Nous vivons, en effet, un moment historique dans l’histoire de notre pays. Evidemment dimanche le premier sentiment que beaucoup ont ressenti est une immense déception. Néanmoins, pour la première fois ou presque de l’histoire politique française nous nous retrouvons avec quatre blocs politiques quasiment équivalent avec environ 25% des suffrages pour chacun : le pôle de transformation sociale, le pôle du libéralisme complet (économique et politique), le pôle du libéralisme réactionnaire (François Fillon) et enfin le pôle de l’extrême-droite. Et dans mon calcul je ne prends pas en compte le fait que près de la moitié des électeurs de Macron disent avoir voté utile. Aussi la gauche est-elle bien plus forte que ce qu’elle croit et il nous faudra prendre soin de cette flamme qui s’est rallumée si nous souhaitons apporter des changements radicaux dans notre société. Durant la campagne présidentielle la bataille culturelle a repris, transformons l’essai en obtenant le plus de députés possibles aux législatives.

Nous le voyons donc, si nous avons indéniablement des pièges à éviter, nous pouvons également nourrir de légitimes espoirs pour les législatives mais aussi pour l’après (municipales notamment). C’est pourquoi il nous faut à tout prix éviter les divisions idiotes et les anathèmes ou autres attaques ad hominem. Le travail de convergence n’est pas un processus simple mais ce n’est pas pour autant qu’il ne faut pas tout faire pour qu’il réussisse. Sans cela le bloc de transformation sociale qui a surgi durant la campagne risque de s’essouffler et cela serait la pire des choses puisqu’il laisserait la voie dégagée à l’extrême-droite. Peu importe le vainqueur au soir du 7 mai, notre responsabilité durant le quinquennat à venir sera grande, elle sera celle de montrer qu’un autre chemin est possible. Rappelons-nous des mots du grand Jaurès dans son magnifique Discours à la jeunesse : « Le courage, c’est d’aller à l’idéal et de comprendre le réel ; c’est d’agir et de se donner aux grandes causes sans savoir quelle récompense réserve à notre effort l’univers profond, ni s’il lui réserve une récompense ». Mes amis, faisons preuve de courage.

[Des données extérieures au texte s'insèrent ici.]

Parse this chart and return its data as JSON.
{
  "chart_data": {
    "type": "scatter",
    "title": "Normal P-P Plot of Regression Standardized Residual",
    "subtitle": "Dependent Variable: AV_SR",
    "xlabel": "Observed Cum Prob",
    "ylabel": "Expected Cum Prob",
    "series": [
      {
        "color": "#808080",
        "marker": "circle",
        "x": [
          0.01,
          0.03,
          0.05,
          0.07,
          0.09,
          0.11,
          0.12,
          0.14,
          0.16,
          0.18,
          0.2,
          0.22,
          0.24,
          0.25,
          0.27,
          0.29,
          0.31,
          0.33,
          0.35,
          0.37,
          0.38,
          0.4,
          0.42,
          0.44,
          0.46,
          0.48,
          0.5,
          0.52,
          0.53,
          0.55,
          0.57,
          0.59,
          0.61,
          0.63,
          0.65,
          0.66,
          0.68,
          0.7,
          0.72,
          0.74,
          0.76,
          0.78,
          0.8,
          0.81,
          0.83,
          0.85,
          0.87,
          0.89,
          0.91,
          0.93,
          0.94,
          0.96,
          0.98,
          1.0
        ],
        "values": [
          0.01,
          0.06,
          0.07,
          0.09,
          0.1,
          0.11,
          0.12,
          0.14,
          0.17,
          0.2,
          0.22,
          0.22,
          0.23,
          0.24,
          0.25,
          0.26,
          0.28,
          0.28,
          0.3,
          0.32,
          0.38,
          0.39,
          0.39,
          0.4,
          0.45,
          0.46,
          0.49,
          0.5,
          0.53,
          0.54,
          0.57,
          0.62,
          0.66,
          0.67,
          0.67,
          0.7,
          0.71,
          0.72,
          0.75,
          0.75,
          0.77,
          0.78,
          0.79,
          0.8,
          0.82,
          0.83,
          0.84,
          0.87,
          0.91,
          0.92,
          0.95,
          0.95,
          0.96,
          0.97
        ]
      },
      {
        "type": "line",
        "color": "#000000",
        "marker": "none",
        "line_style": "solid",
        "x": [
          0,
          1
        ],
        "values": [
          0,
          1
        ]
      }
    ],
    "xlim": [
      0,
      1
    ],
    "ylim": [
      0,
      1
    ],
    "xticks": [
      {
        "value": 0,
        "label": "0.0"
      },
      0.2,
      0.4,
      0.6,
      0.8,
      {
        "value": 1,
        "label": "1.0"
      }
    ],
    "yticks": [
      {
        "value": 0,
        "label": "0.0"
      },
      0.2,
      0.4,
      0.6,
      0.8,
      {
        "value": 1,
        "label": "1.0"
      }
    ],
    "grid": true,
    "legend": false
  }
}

4 commentaires sur “Et maintenant à gauche on fait quoi ?

  1. En effet il est inutile de débattre du choix du second tour. C’est rageant, on n’a pas le choix, mais c’est ce système pourri de la Ve république (et de l’inversion du calendrier, merci Chirac et Hollande qui ne l’a pas révisé alors qu’il le pouvait).

    Ensuite, sur l’attitude à adopter, vu que Macron aura besoin d’une majorité plus large que ce que le centre peut lui fournir sur certains sujets (sociétaux voire sociaux), je suis pour appeler un chat un chat et acter la division de la gauche: un pôle écolo-hamoniste pro-UE tel que celui qui aux Pays-Bas fait 10% et participe aux majorités gouvernementales, contre un autre mélenchono-poutouiste (même si les divergences sont fortes) qui prônera son plan « A donc B » de révision unilatérale des traités européens.

    Après tout, la gauche est aussi divisée en Allemagne, et le SPD a quand même des chances d’arriver au pouvoir, dans un pays très conservateur et globalement plus âgé.